Vous avez également - et alors là c'est un aspect qui peut paraître plus pointu sur le plan technique - fait la comparaison suivante : vous dites que les 15 milliards de francs d'emprunts garanties restant dus et les prêts accordés aux S.E.M. représentent 50 fois le résultat annuel des S.E.M., en terme de redevances et de dividendes versés au budget de Paris ; certes le calcul est exact, mais il faut plutôt comparer ce montant global à la durée des emprunts, en effet, les premiers emprunts datent de 1964, et la fin de ces emprunts, vient en 2020. Il est donc plus opportun de comparer le volume des emprunts qui correspondent effectivement à 56 années ; dans ces conditions, je ne suis pas alors du tout choqué que le résultat annuel corresponde en fait à une annuité d'emprunt.
A M. TUROMAN, je voudrais dire que son souhait de voir une meilleure concertation autour des questions de logement de la Villette est entendu par la Ville parce qu'elle existe déjà, il le sait aussi bien que moi, elle concerne l'ensemble des Z.A.C., et cette concertation est très importante, et naturellement, celle concernant la Z.A.C. de la Villette va se poursuivant.

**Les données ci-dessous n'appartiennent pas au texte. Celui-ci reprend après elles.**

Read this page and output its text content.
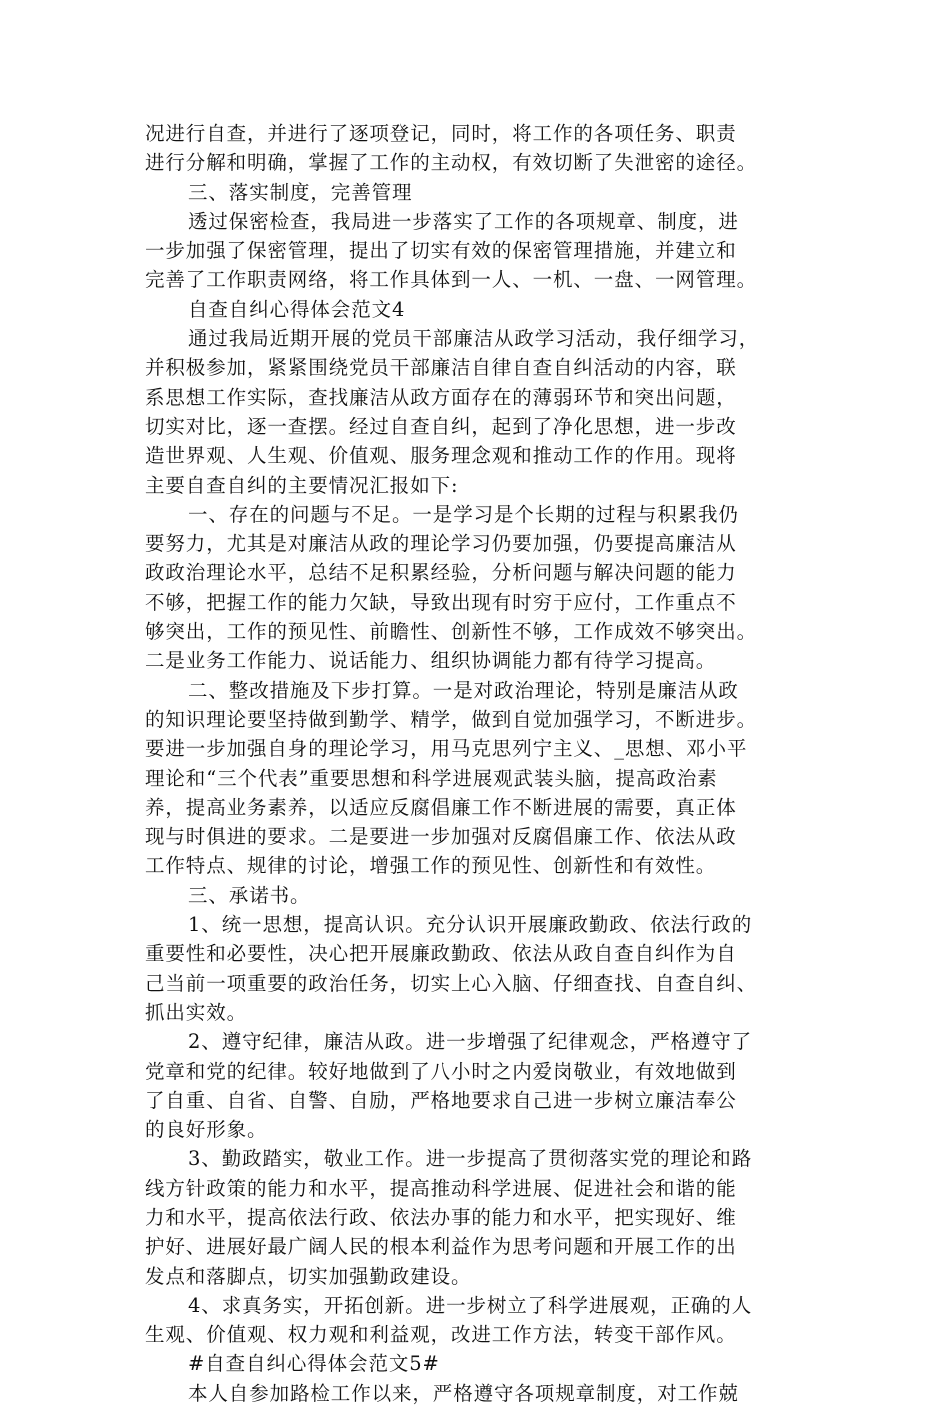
况进行自查，并进行了逐项登记，同时，将工作的各项任务、职责
进行分解和明确，掌握了工作的主动权，有效切断了失泄密的途径。
三、落实制度，完善管理
透过保密检查，我局进一步落实了工作的各项规章、制度，进
一步加强了保密管理，提出了切实有效的保密管理措施，并建立和
完善了工作职责网络，将工作具体到一人、一机、一盘、一网管理。
自查自纠心得体会范文4
通过我局近期开展的党员干部廉洁从政学习活动，我仔细学习，
并积极参加，紧紧围绕党员干部廉洁自律自查自纠活动的内容，联
系思想工作实际，查找廉洁从政方面存在的薄弱环节和突出问题，
切实对比，逐一查摆。经过自查自纠，起到了净化思想，进一步改
造世界观、人生观、价值观、服务理念观和推动工作的作用。现将
主要自查自纠的主要情况汇报如下:
一、存在的问题与不足。一是学习是个长期的过程与积累我仍
要努力，尤其是对廉洁从政的理论学习仍要加强，仍要提高廉洁从
政政治理论水平，总结不足积累经验，分析问题与解决问题的能力
不够，把握工作的能力欠缺，导致出现有时穷于应付，工作重点不
够突出，工作的预见性、前瞻性、创新性不够，工作成效不够突出。
二是业务工作能力、说话能力、组织协调能力都有待学习提高。
二、整改措施及下步打算。一是对政治理论，特别是廉洁从政
的知识理论要坚持做到勤学、精学，做到自觉加强学习，不断进步。
要进一步加强自身的理论学习，用马克思列宁主义、_思想、邓小平
理论和“三个代表”重要思想和科学进展观武装头脑，提高政治素
养，提高业务素养，以适应反腐倡廉工作不断进展的需要，真正体
现与时俱进的要求。二是要进一步加强对反腐倡廉工作、依法从政
工作特点、规律的讨论，增强工作的预见性、创新性和有效性。
三、承诺书。
1、统一思想，提高认识。充分认识开展廉政勤政、依法行政的
重要性和必要性，决心把开展廉政勤政、依法从政自查自纠作为自
己当前一项重要的政治任务，切实上心入脑、仔细查找、自查自纠、
抓出实效。
2、遵守纪律，廉洁从政。进一步增强了纪律观念，严格遵守了
党章和党的纪律。较好地做到了八小时之内爱岗敬业，有效地做到
了自重、自省、自警、自励，严格地要求自己进一步树立廉洁奉公
的良好形象。
3、勤政踏实，敬业工作。进一步提高了贯彻落实党的理论和路
线方针政策的能力和水平，提高推动科学进展、促进社会和谐的能
力和水平，提高依法行政、依法办事的能力和水平，把实现好、维
护好、进展好最广阔人民的根本利益作为思考问题和开展工作的出
发点和落脚点，切实加强勤政建设。
4、求真务实，开拓创新。进一步树立了科学进展观，正确的人
生观、价值观、权力观和利益观，改进工作方法，转变干部作风。
#自查自纠心得体会范文5#
本人自参加路检工作以来，严格遵守各项规章制度，对工作兢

Je voudrais dire maintenant à M. DUMAIT que dans une logique qui peut paraître tout à fait libérale pour ne pas dire libertaire, il serait, pense-t-il, souhaitable que la Ville se désengage de TV-Câble, de la S.A.G.E.P. et d'un certain nombre d'autres S.E.M. Je ne crois pas pour ma part que ce soit l'objectif que nous devions poursuivre. Tout d'abord, parce que - et j'espère pouvoir lui donner les chiffres rapidement- la valeur patrimoniale des actifs des S.E.M. est quand même très intéressante pour la Ville de Paris et il se trouve que c'est cette valeur patrimoniale des actifs des S.E.M. qui permet de conduire cette politique d'emprunts et de garanties d'emprunts.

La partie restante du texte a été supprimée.